I've been running a program to count search terms in log files, which
is basically a small modification of the wordcount program. This
doesn't have a reduce phase, so the only tasks for the reduce jobs to
perform is sorting the output files of the map jobs.
My cluster has 4 machines on it, so based on the recommendations on
the wiki, I set my reduce count to 8. Unfortunately, the performance
was less than ideal. Specifically, when the map functions had
finished, I had to wait an additional 40% of the total job time just
for copying/sorting the files. I know for a fact that the sort is
very fast, so the only remaining question is why moving the files
around takes so long.
Looking at the jobtracker webapp, I noticed that the reduce->copying
phase listed under the job showed a transfer speed of 0.01MB/s, which
is fairly slow. The machines are connected on a gigabit switch, and
uploading 5GB of files to the hdfs system (hadoop dfs copyFromLocal)

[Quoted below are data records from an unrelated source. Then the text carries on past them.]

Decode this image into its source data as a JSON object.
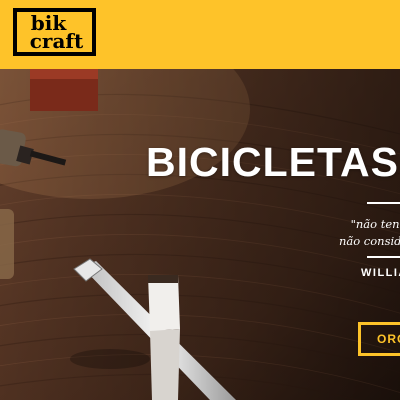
{
  "brand": {
    "logo_line1": "bik",
    "logo_line2": "craft",
    "accent_color": "#FEC329"
  },
  "hero": {
    "title": "BICICLETAS",
    "quote_line1": "\"não tenha nado",
    "quote_line2": "não considere úti",
    "author": "WILLIA",
    "cta_label": "ORÇ",
    "background_image": "wooden-table-with-tools-photo"
  }
}
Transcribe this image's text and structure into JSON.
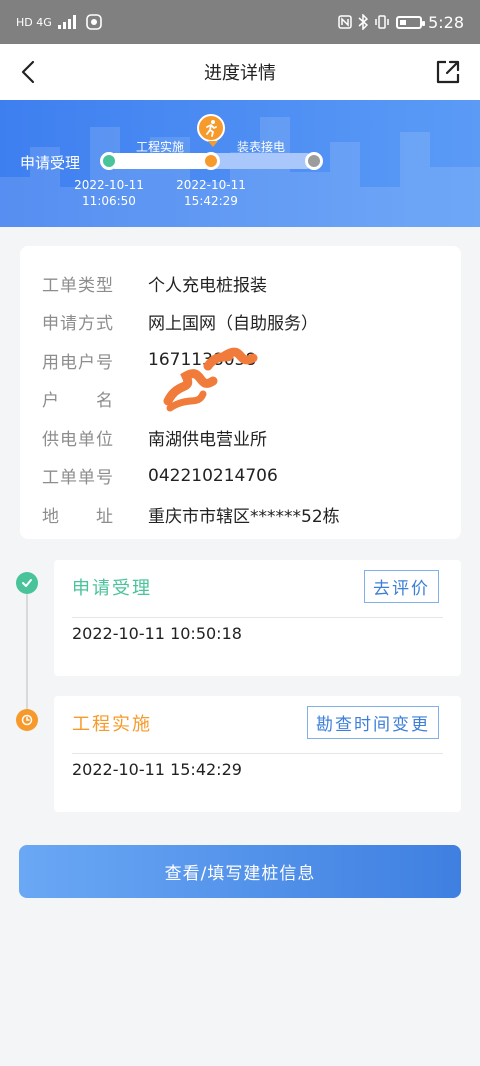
{
  "status_bar": {
    "net_labels": "HD 4G",
    "time": "5:28",
    "icons": [
      "signal-icon",
      "nfc-icon",
      "bluetooth-icon",
      "vibrate-icon",
      "battery-icon"
    ]
  },
  "header": {
    "title": "进度详情",
    "back_icon": "chevron-left-icon",
    "share_icon": "share-icon"
  },
  "progress": {
    "steps": [
      {
        "label": "申请受理",
        "date": "2022-10-11",
        "time": "11:06:50",
        "state": "done",
        "color": "#49c39a"
      },
      {
        "label": "工程实施",
        "date": "2022-10-11",
        "time": "15:42:29",
        "state": "current",
        "color": "#f79a2c"
      },
      {
        "label": "装表接电",
        "state": "pending",
        "color": "#9c9c9c"
      }
    ],
    "accent": "#3e7ff0"
  },
  "info": {
    "rows": [
      {
        "key": "工单类型",
        "value": "个人充电桩报装"
      },
      {
        "key": "申请方式",
        "value": "网上国网（自助服务）"
      },
      {
        "key": "用电户号",
        "value": "1671138038"
      },
      {
        "key_a": "户",
        "key_b": "名",
        "value": ""
      },
      {
        "key": "供电单位",
        "value": "南湖供电营业所"
      },
      {
        "key": "工单单号",
        "value": "042210214706"
      },
      {
        "key_a": "地",
        "key_b": "址",
        "value": "重庆市市辖区******52栋"
      }
    ]
  },
  "timeline": [
    {
      "title": "申请受理",
      "button": "去评价",
      "time": "2022-10-11 10:50:18",
      "icon": "check-icon",
      "color": "#49c39a"
    },
    {
      "title": "工程实施",
      "button": "勘查时间变更",
      "time": "2022-10-11 15:42:29",
      "icon": "clock-icon",
      "color": "#f79a2c"
    }
  ],
  "primary_button": "查看/填写建桩信息"
}
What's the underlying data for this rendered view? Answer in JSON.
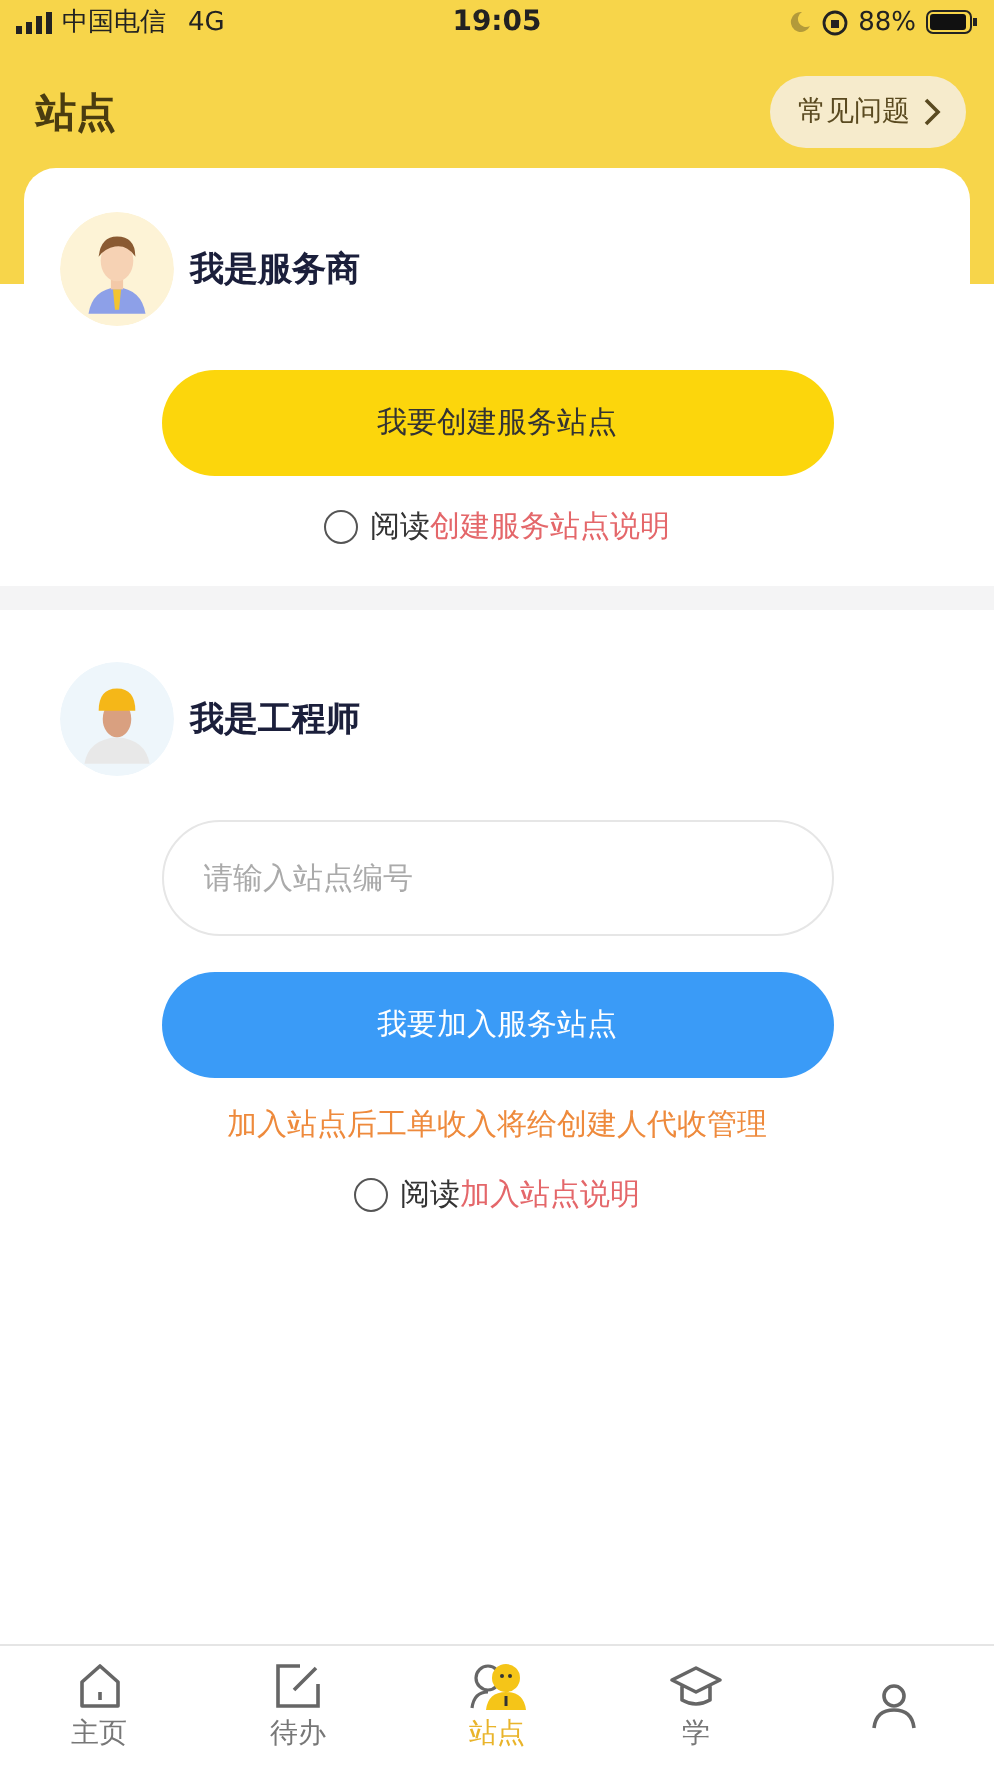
{
  "status_bar": {
    "carrier": "中国电信",
    "network": "4G",
    "time": "19:05",
    "battery": "88%"
  },
  "header": {
    "title": "站点",
    "faq_button": "常见问题"
  },
  "sections": [
    {
      "kind": "provider",
      "role": "我是服务商",
      "button": "我要创建服务站点",
      "agreement": {
        "checked": false,
        "prefix": "阅读",
        "link": "创建服务站点说明"
      }
    },
    {
      "kind": "engineer",
      "role": "我是工程师",
      "input": {
        "placeholder": "请输入站点编号"
      },
      "button": "我要加入服务站点",
      "note": "加入站点后工单收入将给创建人代收管理",
      "agreement": {
        "checked": false,
        "prefix": "阅读",
        "link": "加入站点说明"
      }
    }
  ],
  "tab_bar": [
    {
      "kind": "home",
      "label": "主页",
      "selected": false
    },
    {
      "kind": "edit",
      "label": "待办",
      "selected": false
    },
    {
      "kind": "people",
      "label": "站点",
      "selected": true
    },
    {
      "kind": "cap",
      "label": "学",
      "selected": false
    },
    {
      "kind": "person",
      "selected": false
    }
  ]
}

only takes about a minute.
Finally, when I set the reduce count to the number of machines,
performance is good, since one reduce task will start up right away,
and the slow transfers will continue throughout the map phase, and be
ready almost immediately at the end of the map phase.
If anyone has some suggestions on how I might be able to increase
performance, or what might be going on in this scenario, I would
appreciate the tips. I'd be happy to provide some more details about
the setup if needed, for the moment its more of a testing ground to
see what my options are.